Question

Figure shows a tube structure in which a sound signal is sent from one end and is received at the other end. The semicircular part has a radius of $10.0\text{cm}$. The frequency of the sound source can be varied electronically between $1000\text{Hz}$ and $4000\text{Hz}$. Find the approximate frequency(s) at which a maxima of intensity is detected.

[The speed of sound in air = $340{\text{ms}}^{-1}$]

• A. $2110\text{Hz}$
• B. $2980\text{Hz}$
• C. $8940\text{Hz}$
• D. $7840\text{Hz}$

Answer 1

Answer: (B), (C)

$8940\text{Hz}$

The sound wave bifurcates at the junction of the straight and the semicircular parts.

The wave through the straight part travels a distance $l_1=2\times 10=20\text{cm}$ and the wave through the curved part travels a distance $l_2=\pi \times 10=31.4\text{cm}$, before they meet again and travel to the receiver.

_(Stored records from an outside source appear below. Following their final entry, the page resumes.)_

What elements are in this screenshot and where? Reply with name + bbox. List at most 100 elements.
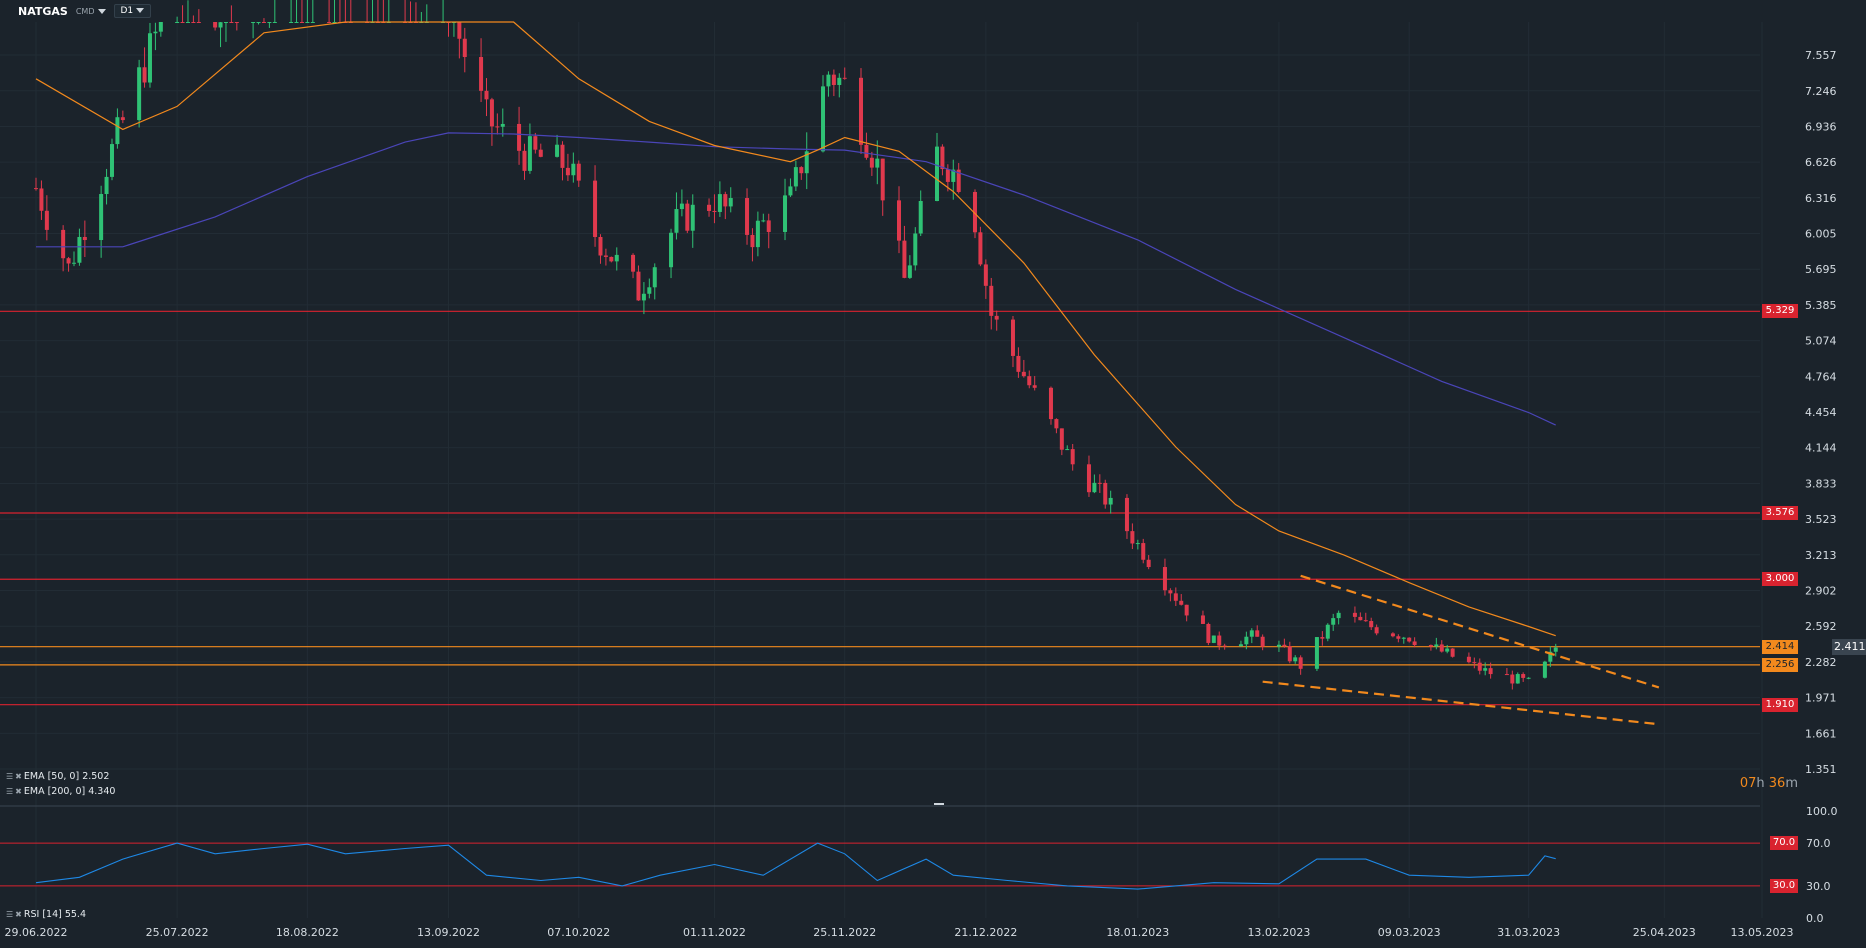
chevron-down-icon <box>136 8 145 13</box>
price-tick-label: 5.695 <box>1805 263 1837 276</box>
candle-body <box>533 136 538 150</box>
candle-body <box>71 262 76 264</box>
candle-body <box>1021 371 1026 377</box>
close-icon[interactable]: ✖ <box>15 772 22 781</box>
candle-body <box>489 99 494 127</box>
candle-body <box>674 209 679 233</box>
candle-body <box>39 188 44 211</box>
price-tick-label: 3.213 <box>1805 549 1837 562</box>
settings-icon[interactable]: ☰ <box>6 772 13 781</box>
candle-body <box>1521 674 1526 678</box>
candle-body <box>831 74 836 85</box>
timer-hours: 07 <box>1739 776 1757 791</box>
candle-body <box>972 191 977 233</box>
legend-ema50[interactable]: ☰ ✖ EMA [50, 0] 2.502 <box>6 771 109 782</box>
date-tick-label: 29.06.2022 <box>5 926 68 939</box>
settings-icon[interactable]: ☰ <box>6 910 13 919</box>
candle-body <box>1255 630 1260 637</box>
settings-icon[interactable]: ☰ <box>6 787 13 796</box>
candle-body <box>1108 497 1113 505</box>
price-level-box[interactable]: 3.576 <box>1762 506 1798 520</box>
candles <box>34 0 1558 690</box>
candle-body <box>1059 428 1064 450</box>
close-icon[interactable]: ✖ <box>15 910 22 919</box>
candle-body <box>1374 627 1379 634</box>
candle-body <box>213 22 218 28</box>
candle-body <box>517 123 522 151</box>
date-tick-label: 13.05.2023 <box>1731 926 1794 939</box>
price-tick-label: 5.385 <box>1805 299 1837 312</box>
candle-body <box>750 234 755 248</box>
candle-body <box>647 287 652 294</box>
rsi-tick-label: 0.0 <box>1806 912 1824 925</box>
candle-body <box>484 90 489 100</box>
rsi-value: 55.4 <box>64 909 86 920</box>
candle-body <box>755 220 760 248</box>
candle-body <box>180 22 185 23</box>
price-level-box[interactable]: 3.000 <box>1762 572 1798 587</box>
symbol-label[interactable]: NATGAS <box>18 4 68 18</box>
candle-body <box>1553 647 1558 652</box>
trendline <box>1300 574 1660 689</box>
candle-body <box>1179 600 1184 605</box>
price-tick-label: 5.074 <box>1805 335 1837 348</box>
price-axis[interactable]: 7.557 7.246 6.936 6.626 6.316 6.005 5.695 5.385… <box>1805 49 1837 776</box>
candle-body <box>479 57 484 91</box>
timer-minutes-unit: m <box>1785 776 1798 791</box>
candle-body <box>918 200 923 234</box>
rsi-tick-label: 100.0 <box>1806 805 1838 818</box>
date-axis[interactable]: 29.06.2022 25.07.2022 18.08.2022 13.09.2022… <box>5 926 1794 939</box>
candle-body <box>641 293 646 301</box>
price-tick-label: 4.454 <box>1805 406 1837 419</box>
candle-body <box>294 22 299 23</box>
date-tick-label: 13.09.2022 <box>417 926 480 939</box>
candle-body <box>256 22 261 23</box>
price-tick-label: 3.523 <box>1805 513 1837 526</box>
candle-body <box>538 149 543 157</box>
candle-body <box>1439 644 1444 652</box>
date-tick-label: 25.11.2022 <box>813 926 876 939</box>
candle-body <box>1016 355 1021 372</box>
current-price-box: 2.411 <box>1832 639 1866 656</box>
candle-body <box>1070 449 1075 465</box>
candle-body <box>137 67 142 121</box>
instrument-type[interactable]: CMD <box>76 7 106 16</box>
close-icon[interactable]: ✖ <box>15 787 22 796</box>
date-tick-label: 18.08.2022 <box>276 926 339 939</box>
price-level-box[interactable]: 5.329 <box>1762 304 1798 319</box>
candle-body <box>560 144 565 168</box>
timeframe-selector[interactable]: D1 <box>113 4 152 18</box>
candle-body <box>1450 648 1455 657</box>
rsi-axis: 100.0 70.0 30.0 0.0 <box>1806 805 1838 925</box>
candle-body <box>527 136 532 171</box>
candle-body <box>1488 668 1493 675</box>
price-level-box[interactable]: 2.256 <box>1762 657 1798 672</box>
candle-body <box>1135 543 1140 545</box>
candle-body <box>859 77 864 145</box>
rsi-tick-label: 70.0 <box>1806 837 1831 850</box>
pane-resize-handle[interactable] <box>934 803 944 805</box>
candle-body <box>1320 637 1325 639</box>
candle-body <box>1276 644 1281 647</box>
legend-ema200[interactable]: ☰ ✖ EMA [200, 0] 4.340 <box>6 786 115 797</box>
candle-countdown: 07h 36m <box>1740 776 1798 791</box>
candle-body <box>185 22 190 23</box>
candle-body <box>842 77 847 79</box>
candle-body <box>1434 644 1439 647</box>
candle-body <box>1010 319 1015 356</box>
price-level-box[interactable]: 2.414 <box>1762 639 1798 654</box>
candle-body <box>457 22 462 39</box>
candle-body <box>907 265 912 278</box>
candle-body <box>571 163 576 176</box>
candle-body <box>940 146 945 170</box>
candle-body <box>44 210 49 230</box>
candle-body <box>332 22 337 23</box>
candle-body <box>1363 620 1368 622</box>
date-tick-label: 09.03.2023 <box>1378 926 1441 939</box>
candle-body <box>1027 376 1032 386</box>
legend-rsi[interactable]: ☰ ✖ RSI [14] 55.4 <box>6 909 86 920</box>
candle-body <box>1390 633 1395 637</box>
candle-body <box>1483 668 1488 671</box>
price-level-box[interactable]: 1.910 <box>1762 697 1798 712</box>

The path difference between the two waves received is
$\therefore \Delta l=l_2-l_1=31.4-20=11.4\text{cm}\text{or}0.114\text{m}$

But, for a constructure interference,
Path difference $\left(\Delta l\right)=n\lambda$, where $n=1,2,3,\mathrm{4......}$
$\Rightarrow 0.114=n\times \frac{340}{f}(\because v=f\lambda )$
$\Rightarrow f=n\times \frac{340}{0.114}\approx 2980n\text{Hz}$

For $n=1,f=2980\text{Hz}$
$n=2,f=5960\text{Hz}$
$n=3,f=8940\text{Hz}$

So, from the given options , only options (b) and (c) are correct.